“Ah, that’s the book with the question-marks turned upside down?”—interrupted Zinaída.

“Yes. That is the accepted custom among the Spaniards. I was about to say that Tonkoshéeff....”

“Come now! You will begin to wrangle again about classicism and romanticism,”—Zinaída interrupted him again.—“Let us rather play....”

“At forfeits?”—put in Lúshin.

“No, forfeits is tiresome; but at comparisons.” (This game had been invented by Zinaída herself; some object was named, and each person tried to compare it with something or other, and the one who matched the thing with the best comparison received a prize.) She went to the window. The sun had just set; long, crimson clouds hung high aloft in the sky.

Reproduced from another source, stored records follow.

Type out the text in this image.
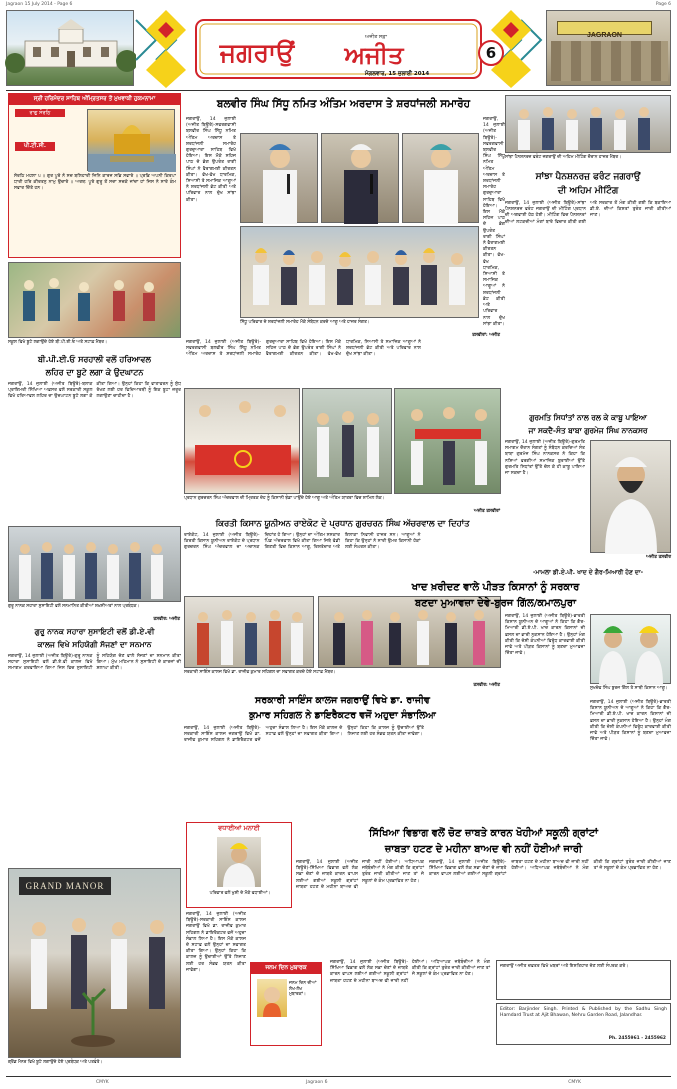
Jagraon 15 July 2014 - Page 6	Page 6
ਜਗਰਾਉਂ
ਅਜੀਤ ਸਫ਼ਾ
ਅਜੀਤ
ਮੰਗਲਵਾਰ, 15 ਜੁਲਾਈ 2014
6
JAGRAON
ਸ੍ਰੀ ਹਰਿਮੰਦਰ ਸਾਹਿਬ ਅੰਮ੍ਰਿਤਸਰ ਤੋਂ ਮੁਖਵਾਕੀ ਹੁਕਮਨਾਮਾ
ਰਾਗੁ ਸੋਰਠਿ
ਪੀ.ਟੀ.ਸੀ.
ਸੋਰਠਿ ਮਹਲਾ ੫ ॥ ਗੁਰ ਪੂਰੇ ਨੋ ਸਦ ਬਲਿਹਾਰੀ ਜਿਨਿ ਕਾਰਜ ਸਭਿ ਸਵਾਰੇ ॥ ਪ੍ਰਭਿ ਅਪਨੀ ਕਿਰਪਾ ਧਾਰੀ ਹਰਿ ਕੀਰਤਨੁ ਨਾਮੁ ਉਚਾਰੇ ॥ ਅਰਥ: ਪੂਰੇ ਗੁਰੂ ਤੋਂ ਸਦਾ ਸਦਕੇ ਜਾਂਦਾ ਹਾਂ ਜਿਸ ਨੇ ਸਾਰੇ ਕੰਮ ਸਵਾਰ ਦਿੱਤੇ ਹਨ।
ਸਕੂਲ ਵਿਖੇ ਬੂਟੇ ਲਗਾਉਂਦੇ ਹੋਏ ਬੀ.ਪੀ.ਈ.ਓ ਅਤੇ ਸਟਾਫ਼ ਮੈਂਬਰ।
ਬੀ.ਪੀ.ਈ.ਓ ਸਰਹਾਲੀ ਵਲੋਂ ਹਰਿਆਵਲ
ਲਹਿਰ ਦਾ ਬੂਟੇ ਲਗਾ ਕੇ ਉਦਘਾਟਨ
ਜਗਰਾਉਂ, 14 ਜੁਲਾਈ (ਅਜੀਤ ਬਿਊਰੋ)-ਬਲਾਕ ਪ੍ਰਾਇਮਰੀ ਸਿੱਖਿਆ ਅਫ਼ਸਰ ਵਲੋਂ ਸਰਕਾਰੀ ਸਕੂਲ ਵਿਖੇ ਹਰਿਆਵਲ ਲਹਿਰ ਦਾ ਉਦਘਾਟਨ ਬੂਟੇ ਲਗਾ ਕੇ ਕੀਤਾ ਗਿਆ। ਉਨ੍ਹਾਂ ਕਿਹਾ ਕਿ ਵਾਤਾਵਰਨ ਨੂੰ ਸ਼ੁੱਧ ਰੱਖਣ ਲਈ ਹਰ ਵਿਦਿਆਰਥੀ ਨੂੰ ਇਕ ਬੂਟਾ ਜ਼ਰੂਰ ਲਗਾਉਣਾ ਚਾਹੀਦਾ ਹੈ।
ਬਲਵੀਰ ਸਿੰਘ ਸਿੱਧੂ ਨਮਿਤ ਅੰਤਿਮ ਅਰਦਾਸ ਤੇ ਸ਼ਰਧਾਂਜਲੀ ਸਮਾਰੋਹ
ਜਗਰਾਉਂ, 14 ਜੁਲਾਈ (ਅਜੀਤ ਬਿਊਰੋ)-ਸਵਰਗਵਾਸੀ ਬਲਵੀਰ ਸਿੰਘ ਸਿੱਧੂ ਨਮਿਤ ਅੰਤਿਮ ਅਰਦਾਸ ਤੇ ਸ਼ਰਧਾਂਜਲੀ ਸਮਾਰੋਹ ਗੁਰਦੁਆਰਾ ਸਾਹਿਬ ਵਿਖੇ ਹੋਇਆ। ਇਸ ਮੌਕੇ ਸਹਿਜ ਪਾਠ ਦੇ ਭੋਗ ਉਪਰੰਤ ਰਾਗੀ ਸਿੰਘਾਂ ਨੇ ਵੈਰਾਗਮਈ ਕੀਰਤਨ ਕੀਤਾ। ਵੱਖ-ਵੱਖ ਧਾਰਮਿਕ, ਸਿਆਸੀ ਤੇ ਸਮਾਜਿਕ ਆਗੂਆਂ ਨੇ ਸ਼ਰਧਾਂਜਲੀ ਭੇਟ ਕੀਤੀ ਅਤੇ ਪਰਿਵਾਰ ਨਾਲ ਦੁੱਖ ਸਾਂਝਾ ਕੀਤਾ।
ਜਗਰਾਉਂ, 14 ਜੁਲਾਈ (ਅਜੀਤ ਬਿਊਰੋ)-ਸਵਰਗਵਾਸੀ ਬਲਵੀਰ ਸਿੰਘ ਸਿੱਧੂ ਨਮਿਤ ਅੰਤਿਮ ਅਰਦਾਸ ਤੇ ਸ਼ਰਧਾਂਜਲੀ ਸਮਾਰੋਹ ਗੁਰਦੁਆਰਾ ਸਾਹਿਬ ਵਿਖੇ ਹੋਇਆ। ਇਸ ਮੌਕੇ ਸਹਿਜ ਪਾਠ ਦੇ ਭੋਗ ਉਪਰੰਤ ਰਾਗੀ ਸਿੰਘਾਂ ਨੇ ਵੈਰਾਗਮਈ ਕੀਰਤਨ ਕੀਤਾ। ਵੱਖ-ਵੱਖ ਧਾਰਮਿਕ, ਸਿਆਸੀ ਤੇ ਸਮਾਜਿਕ ਆਗੂਆਂ ਨੇ ਸ਼ਰਧਾਂਜਲੀ ਭੇਟ ਕੀਤੀ ਅਤੇ ਪਰਿਵਾਰ ਨਾਲ ਦੁੱਖ ਸਾਂਝਾ ਕੀਤਾ।
ਸਿੱਧੂ ਪਰਿਵਾਰ ਦੇ ਸ਼ਰਧਾਂਜਲੀ ਸਮਾਰੋਹ ਮੌਕੇ ਸੰਬੋਧਨ ਕਰਦੇ ਆਗੂ ਅਤੇ ਹਾਜ਼ਰ ਸੰਗਤ।
ਤਸਵੀਰਾਂ: ਅਜੀਤ
ਜਗਰਾਉਂ, 14 ਜੁਲਾਈ (ਅਜੀਤ ਬਿਊਰੋ)-ਸਵਰਗਵਾਸੀ ਬਲਵੀਰ ਸਿੰਘ ਸਿੱਧੂ ਨਮਿਤ ਅੰਤਿਮ ਅਰਦਾਸ ਤੇ ਸ਼ਰਧਾਂਜਲੀ ਸਮਾਰੋਹ ਗੁਰਦੁਆਰਾ ਸਾਹਿਬ ਵਿਖੇ ਹੋਇਆ। ਇਸ ਮੌਕੇ ਸਹਿਜ ਪਾਠ ਦੇ ਭੋਗ ਉਪਰੰਤ ਰਾਗੀ ਸਿੰਘਾਂ ਨੇ ਵੈਰਾਗਮਈ ਕੀਰਤਨ ਕੀਤਾ। ਵੱਖ-ਵੱਖ ਧਾਰਮਿਕ, ਸਿਆਸੀ ਤੇ ਸਮਾਜਿਕ ਆਗੂਆਂ ਨੇ ਸ਼ਰਧਾਂਜਲੀ ਭੇਟ ਕੀਤੀ ਅਤੇ ਪਰਿਵਾਰ ਨਾਲ ਦੁੱਖ ਸਾਂਝਾ ਕੀਤਾ।
ਸਾਂਝਾ ਪੈਨਸ਼ਨਰਜ਼ ਫਰੰਟ ਜਗਰਾਉਂ ਦੀ ਅਹਿਮ ਮੀਟਿੰਗ ਦੌਰਾਨ ਹਾਜ਼ਰ ਮੈਂਬਰ।
ਸਾਂਝਾ ਪੈਨਸ਼ਨਰਜ਼ ਫਰੰਟ ਜਗਰਾਉਂ
ਦੀ ਅਹਿਮ ਮੀਟਿੰਗ
ਜਗਰਾਉਂ, 14 ਜੁਲਾਈ (ਅਜੀਤ ਬਿਊਰੋ)-ਸਾਂਝਾ ਪੈਨਸ਼ਨਰਜ਼ ਫਰੰਟ ਜਗਰਾਉਂ ਦੀ ਮੀਟਿੰਗ ਪ੍ਰਧਾਨ ਦੀ ਅਗਵਾਈ ਹੇਠ ਹੋਈ। ਮੀਟਿੰਗ ਵਿਚ ਪੈਨਸ਼ਨਰਾਂ ਦੀਆਂ ਲਟਕਦੀਆਂ ਮੰਗਾਂ ਬਾਰੇ ਵਿਚਾਰ ਕੀਤੀ ਗਈ ਅਤੇ ਸਰਕਾਰ ਤੋਂ ਮੰਗ ਕੀਤੀ ਗਈ ਕਿ ਬਕਾਇਆ ਡੀ.ਏ. ਦੀਆਂ ਕਿਸ਼ਤਾਂ ਤੁਰੰਤ ਜਾਰੀ ਕੀਤੀਆਂ ਜਾਣ।
ਪ੍ਰਧਾਨ ਗੁਰਚਰਨ ਸਿੰਘ ਅੱਚਰਵਾਲ ਦੀ ਮ੍ਰਿਤਕ ਦੇਹ ਨੂੰ ਕਿਸਾਨੀ ਝੰਡਾ ਪਾਉਂਦੇ ਹੋਏ ਆਗੂ ਅਤੇ ਅੰਤਿਮ ਯਾਤਰਾ ਵਿਚ ਸ਼ਾਮਿਲ ਲੋਕ।
ਅਜੀਤ ਤਸਵੀਰਾਂ
ਗੁਰਮਤਿ ਸਿਧਾਂਤਾਂ ਨਾਲ ਰਲ ਕੇ ਕਾਬੂ ਪਾਇਆ
ਜਾ ਸਕਦੈ-ਸੰਤ ਬਾਬਾ ਗੁਰਮੇਜ ਸਿੰਘ ਨਾਨਕਸਰ
ਜਗਰਾਉਂ, 14 ਜੁਲਾਈ (ਅਜੀਤ ਬਿਊਰੋ)-ਗੁਰਮਤਿ ਸਮਾਗਮ ਦੌਰਾਨ ਸੰਗਤਾਂ ਨੂੰ ਸੰਬੋਧਨ ਕਰਦਿਆਂ ਸੰਤ ਬਾਬਾ ਗੁਰਮੇਜ ਸਿੰਘ ਨਾਨਕਸਰ ਨੇ ਕਿਹਾ ਕਿ ਨਸ਼ਿਆਂ ਵਰਗੀਆਂ ਸਮਾਜਿਕ ਬੁਰਾਈਆਂ ਉੱਤੇ ਗੁਰਮਤਿ ਸਿਧਾਂਤਾਂ ਉੱਤੇ ਚੱਲ ਕੇ ਹੀ ਕਾਬੂ ਪਾਇਆ ਜਾ ਸਕਦਾ ਹੈ।
ਅਜੀਤ ਤਸਵੀਰ
ਗੁਰੂ ਨਾਨਕ ਸਹਾਰਾ ਸੁਸਾਇਟੀ ਵਲੋਂ ਸਨਮਾਨਿਤ ਕੀਤੀਆਂ ਸ਼ਖ਼ਸੀਅਤਾਂ ਨਾਲ ਪ੍ਰਬੰਧਕ।
ਤਸਵੀਰ: ਅਜੀਤ
ਗੁਰੂ ਨਾਨਕ ਸਹਾਰਾ ਸੁਸਾਇਟੀ ਵਲੋਂ ਡੀ.ਏ.ਵੀ
ਕਾਲਜ ਵਿਖੇ ਸਹਿਯੋਗੀ ਸੱਜਣਾਂ ਦਾ ਸਨਮਾਨ
ਜਗਰਾਉਂ, 14 ਜੁਲਾਈ (ਅਜੀਤ ਬਿਊਰੋ)-ਗੁਰੂ ਨਾਨਕ ਸਹਾਰਾ ਸੁਸਾਇਟੀ ਵਲੋਂ ਡੀ.ਏ.ਵੀ ਕਾਲਜ ਵਿਖੇ ਸਮਾਗਮ ਕਰਵਾਇਆ ਗਿਆ ਜਿਸ ਵਿਚ ਸੁਸਾਇਟੀ ਨੂੰ ਸਹਿਯੋਗ ਦੇਣ ਵਾਲੇ ਸੱਜਣਾਂ ਦਾ ਸਨਮਾਨ ਕੀਤਾ ਗਿਆ। ਮੁੱਖ ਮਹਿਮਾਨ ਨੇ ਸੁਸਾਇਟੀ ਦੇ ਕਾਰਜਾਂ ਦੀ ਸ਼ਲਾਘਾ ਕੀਤੀ।
ਕਿਰਤੀ ਕਿਸਾਨ ਯੂਨੀਅਨ ਰਾਏਕੋਟ ਦੇ ਪ੍ਰਧਾਨ ਗੁਰਚਰਨ ਸਿੰਘ ਅੱਚਰਵਾਲ ਦਾ ਦਿਹਾਂਤ
ਰਾਏਕੋਟ, 14 ਜੁਲਾਈ (ਅਜੀਤ ਬਿਊਰੋ)-ਕਿਰਤੀ ਕਿਸਾਨ ਯੂਨੀਅਨ ਰਾਏਕੋਟ ਦੇ ਪ੍ਰਧਾਨ ਗੁਰਚਰਨ ਸਿੰਘ ਅੱਚਰਵਾਲ ਦਾ ਅਚਾਨਕ ਦਿਹਾਂਤ ਹੋ ਗਿਆ। ਉਨ੍ਹਾਂ ਦਾ ਅੰਤਿਮ ਸਸਕਾਰ ਪਿੰਡ ਅੱਚਰਵਾਲ ਵਿਖੇ ਕੀਤਾ ਗਿਆ ਜਿਥੇ ਵੱਡੀ ਗਿਣਤੀ ਵਿਚ ਕਿਸਾਨ ਆਗੂ, ਰਿਸ਼ਤੇਦਾਰ ਅਤੇ ਇਲਾਕਾ ਨਿਵਾਸੀ ਹਾਜ਼ਰ ਸਨ। ਆਗੂਆਂ ਨੇ ਕਿਹਾ ਕਿ ਉਨ੍ਹਾਂ ਨੇ ਸਾਰੀ ਉਮਰ ਕਿਸਾਨੀ ਹੱਕਾਂ ਲਈ ਸੰਘਰਸ਼ ਕੀਤਾ।
ਸਰਕਾਰੀ ਸਾਇੰਸ ਕਾਲਜ ਵਿਖੇ ਡਾ. ਰਾਜੀਵ ਕੁਮਾਰ ਸਹਿਗਲ ਦਾ ਸਵਾਗਤ ਕਰਦੇ ਹੋਏ ਸਟਾਫ਼ ਮੈਂਬਰ।
ਤਸਵੀਰ: ਅਜੀਤ
-ਮਾਮਲਾ ਡੀ.ਏ.ਪੀ. ਖਾਦ ਦੇ ਗੈਰ-ਮਿਆਰੀ ਹੋਣ ਦਾ-
ਖਾਦ ਖ਼ਰੀਦਣ ਵਾਲੇ ਪੀੜਤ ਕਿਸਾਨਾਂ ਨੂੰ ਸਰਕਾਰ
ਬਣਦਾ ਮੁਆਵਜ਼ਾ ਦੇਵੇ-ਬੁਰਜ ਗਿੱਲ/ਕਮਾਲਪੁਰਾ
ਜਗਰਾਉਂ, 14 ਜੁਲਾਈ (ਅਜੀਤ ਬਿਊਰੋ)-ਭਾਰਤੀ ਕਿਸਾਨ ਯੂਨੀਅਨ ਦੇ ਆਗੂਆਂ ਨੇ ਕਿਹਾ ਕਿ ਗੈਰ-ਮਿਆਰੀ ਡੀ.ਏ.ਪੀ. ਖਾਦ ਕਾਰਨ ਕਿਸਾਨਾਂ ਦੀ ਫ਼ਸਲ ਦਾ ਭਾਰੀ ਨੁਕਸਾਨ ਹੋਇਆ ਹੈ। ਉਨ੍ਹਾਂ ਮੰਗ ਕੀਤੀ ਕਿ ਦੋਸ਼ੀ ਕੰਪਨੀਆਂ ਵਿਰੁੱਧ ਕਾਰਵਾਈ ਕੀਤੀ ਜਾਵੇ ਅਤੇ ਪੀੜਤ ਕਿਸਾਨਾਂ ਨੂੰ ਬਣਦਾ ਮੁਆਵਜ਼ਾ ਦਿੱਤਾ ਜਾਵੇ।
ਸੁਖਦੇਵ ਸਿੰਘ ਬੁਰਜ ਗਿੱਲ ਤੇ ਸਾਥੀ ਕਿਸਾਨ ਆਗੂ।
ਜਗਰਾਉਂ, 14 ਜੁਲਾਈ (ਅਜੀਤ ਬਿਊਰੋ)-ਭਾਰਤੀ ਕਿਸਾਨ ਯੂਨੀਅਨ ਦੇ ਆਗੂਆਂ ਨੇ ਕਿਹਾ ਕਿ ਗੈਰ-ਮਿਆਰੀ ਡੀ.ਏ.ਪੀ. ਖਾਦ ਕਾਰਨ ਕਿਸਾਨਾਂ ਦੀ ਫ਼ਸਲ ਦਾ ਭਾਰੀ ਨੁਕਸਾਨ ਹੋਇਆ ਹੈ। ਉਨ੍ਹਾਂ ਮੰਗ ਕੀਤੀ ਕਿ ਦੋਸ਼ੀ ਕੰਪਨੀਆਂ ਵਿਰੁੱਧ ਕਾਰਵਾਈ ਕੀਤੀ ਜਾਵੇ ਅਤੇ ਪੀੜਤ ਕਿਸਾਨਾਂ ਨੂੰ ਬਣਦਾ ਮੁਆਵਜ਼ਾ ਦਿੱਤਾ ਜਾਵੇ।
ਸਰਕਾਰੀ ਸਾਇੰਸ ਕਾਲਜ ਜਗਰਾਉਂ ਵਿਖੇ ਡਾ. ਰਾਜੀਵ
ਕੁਮਾਰ ਸਹਿਗਲ ਨੇ ਡਾਇਰੈਕਟਰ ਵਜੋਂ ਅਹੁਦਾ ਸੰਭਾਲਿਆ
ਜਗਰਾਉਂ, 14 ਜੁਲਾਈ (ਅਜੀਤ ਬਿਊਰੋ)-ਸਰਕਾਰੀ ਸਾਇੰਸ ਕਾਲਜ ਜਗਰਾਉਂ ਵਿਖੇ ਡਾ. ਰਾਜੀਵ ਕੁਮਾਰ ਸਹਿਗਲ ਨੇ ਡਾਇਰੈਕਟਰ ਵਜੋਂ ਅਹੁਦਾ ਸੰਭਾਲ ਲਿਆ ਹੈ। ਇਸ ਮੌਕੇ ਕਾਲਜ ਦੇ ਸਟਾਫ਼ ਵਲੋਂ ਉਨ੍ਹਾਂ ਦਾ ਸਵਾਗਤ ਕੀਤਾ ਗਿਆ। ਉਨ੍ਹਾਂ ਕਿਹਾ ਕਿ ਕਾਲਜ ਨੂੰ ਉਚਾਈਆਂ ਉੱਤੇ ਲਿਜਾਣ ਲਈ ਹਰ ਸੰਭਵ ਯਤਨ ਕੀਤਾ ਜਾਵੇਗਾ।
ਸਿੱਖਿਆ ਵਿਭਾਗ ਵਲੋਂ ਚੋਣ ਜ਼ਾਬਤੇ ਕਾਰਨ ਖੋਹੀਆਂ ਸਕੂਲੀ ਗ੍ਰਾਂਟਾਂ
ਜ਼ਾਬਤਾ ਹਟਣ ਦੇ ਮਹੀਨਾ ਬਾਅਦ ਵੀ ਨਹੀਂ ਹੋਈਆਂ ਜਾਰੀ
ਜਗਰਾਉਂ, 14 ਜੁਲਾਈ (ਅਜੀਤ ਬਿਊਰੋ)-ਸਿੱਖਿਆ ਵਿਭਾਗ ਵਲੋਂ ਲੋਕ ਸਭਾ ਚੋਣਾਂ ਦੇ ਜ਼ਾਬਤੇ ਕਾਰਨ ਵਾਪਸ ਲਈਆਂ ਗਈਆਂ ਸਕੂਲੀ ਗ੍ਰਾਂਟਾਂ ਜ਼ਾਬਤਾ ਹਟਣ ਦੇ ਮਹੀਨਾ ਬਾਅਦ ਵੀ ਜਾਰੀ ਨਹੀਂ ਹੋਈਆਂ। ਅਧਿਆਪਕ ਜਥੇਬੰਦੀਆਂ ਨੇ ਮੰਗ ਕੀਤੀ ਕਿ ਗ੍ਰਾਂਟਾਂ ਤੁਰੰਤ ਜਾਰੀ ਕੀਤੀਆਂ ਜਾਣ ਤਾਂ ਜੋ ਸਕੂਲਾਂ ਦੇ ਕੰਮ ਪ੍ਰਭਾਵਿਤ ਨਾ ਹੋਣ।
GRAND MANOR
ਗ੍ਰੈਂਡ ਮੈਨਰ ਵਿਖੇ ਬੂਟੇ ਲਗਾਉਂਦੇ ਹੋਏ ਪ੍ਰਬੰਧਕ ਅਤੇ ਪਤਵੰਤੇ।
ਵਧਾਈਆਂ ਮਨਾਈ
ਪਰਿਵਾਰ ਵਲੋਂ ਖੁਸ਼ੀ ਦੇ ਮੌਕੇ ਵਧਾਈਆਂ।
ਜਨਮ ਦਿਨ ਮੁਬਾਰਕ
ਜਨਮ ਦਿਨ ਦੀਆਂ ਲੱਖ-ਲੱਖ ਮੁਬਾਰਕਾਂ।
ਜਗਰਾਉਂ, 14 ਜੁਲਾਈ (ਅਜੀਤ ਬਿਊਰੋ)-ਸਿੱਖਿਆ ਵਿਭਾਗ ਵਲੋਂ ਲੋਕ ਸਭਾ ਚੋਣਾਂ ਦੇ ਜ਼ਾਬਤੇ ਕਾਰਨ ਵਾਪਸ ਲਈਆਂ ਗਈਆਂ ਸਕੂਲੀ ਗ੍ਰਾਂਟਾਂ ਜ਼ਾਬਤਾ ਹਟਣ ਦੇ ਮਹੀਨਾ ਬਾਅਦ ਵੀ ਜਾਰੀ ਨਹੀਂ ਹੋਈਆਂ। ਅਧਿਆਪਕ ਜਥੇਬੰਦੀਆਂ ਨੇ ਮੰਗ ਕੀਤੀ ਕਿ ਗ੍ਰਾਂਟਾਂ ਤੁਰੰਤ ਜਾਰੀ ਕੀਤੀਆਂ ਜਾਣ ਤਾਂ ਜੋ ਸਕੂਲਾਂ ਦੇ ਕੰਮ ਪ੍ਰਭਾਵਿਤ ਨਾ ਹੋਣ।
ਜਗਰਾਉਂ, 14 ਜੁਲਾਈ (ਅਜੀਤ ਬਿਊਰੋ)-ਸਰਕਾਰੀ ਸਾਇੰਸ ਕਾਲਜ ਜਗਰਾਉਂ ਵਿਖੇ ਡਾ. ਰਾਜੀਵ ਕੁਮਾਰ ਸਹਿਗਲ ਨੇ ਡਾਇਰੈਕਟਰ ਵਜੋਂ ਅਹੁਦਾ ਸੰਭਾਲ ਲਿਆ ਹੈ। ਇਸ ਮੌਕੇ ਕਾਲਜ ਦੇ ਸਟਾਫ਼ ਵਲੋਂ ਉਨ੍ਹਾਂ ਦਾ ਸਵਾਗਤ ਕੀਤਾ ਗਿਆ। ਉਨ੍ਹਾਂ ਕਿਹਾ ਕਿ ਕਾਲਜ ਨੂੰ ਉਚਾਈਆਂ ਉੱਤੇ ਲਿਜਾਣ ਲਈ ਹਰ ਸੰਭਵ ਯਤਨ ਕੀਤਾ ਜਾਵੇਗਾ।
ਜਗਰਾਉਂ, 14 ਜੁਲਾਈ (ਅਜੀਤ ਬਿਊਰੋ)-ਸਿੱਖਿਆ ਵਿਭਾਗ ਵਲੋਂ ਲੋਕ ਸਭਾ ਚੋਣਾਂ ਦੇ ਜ਼ਾਬਤੇ ਕਾਰਨ ਵਾਪਸ ਲਈਆਂ ਗਈਆਂ ਸਕੂਲੀ ਗ੍ਰਾਂਟਾਂ ਜ਼ਾਬਤਾ ਹਟਣ ਦੇ ਮਹੀਨਾ ਬਾਅਦ ਵੀ ਜਾਰੀ ਨਹੀਂ ਹੋਈਆਂ। ਅਧਿਆਪਕ ਜਥੇਬੰਦੀਆਂ ਨੇ ਮੰਗ ਕੀਤੀ ਕਿ ਗ੍ਰਾਂਟਾਂ ਤੁਰੰਤ ਜਾਰੀ ਕੀਤੀਆਂ ਜਾਣ ਤਾਂ ਜੋ ਸਕੂਲਾਂ ਦੇ ਕੰਮ ਪ੍ਰਭਾਵਿਤ ਨਾ ਹੋਣ।
ਜਗਰਾਉਂ ਅਜੀਤ ਦਫ਼ਤਰ ਵਿਖੇ ਖ਼ਬਰਾਂ ਅਤੇ ਇਸ਼ਤਿਹਾਰ ਦੇਣ ਲਈ ਸੰਪਰਕ ਕਰੋ।
Editor: Barjinder Singh. Printed & Published by the Sadhu Singh Hamdard Trust at Ajit Bhawan, Nehru Garden Road, Jalandhar.
Ph. 2455961 - 2455962
CMYK	Jagraon 6	CMYK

“What are those clouds like?”—inquired Zinaída and, without waiting for our answers, she said:—“I think that they resemble those crimson sails which were on Cleopatra’s golden ship, when she went to meet Antony. You were telling me about that not long ago, do you remember, Maidánoff?”

All of us, like Polonius in “Hamlet,” decided that the clouds reminded us precisely of those sails, and that none of us could find a better comparison.

“And how old was Antony at that time?”—asked Zinaída.

“He was assuredly still a young man,”—remarked Malévsky.

“Yes, he was young,”—assented Maidánoff confidently.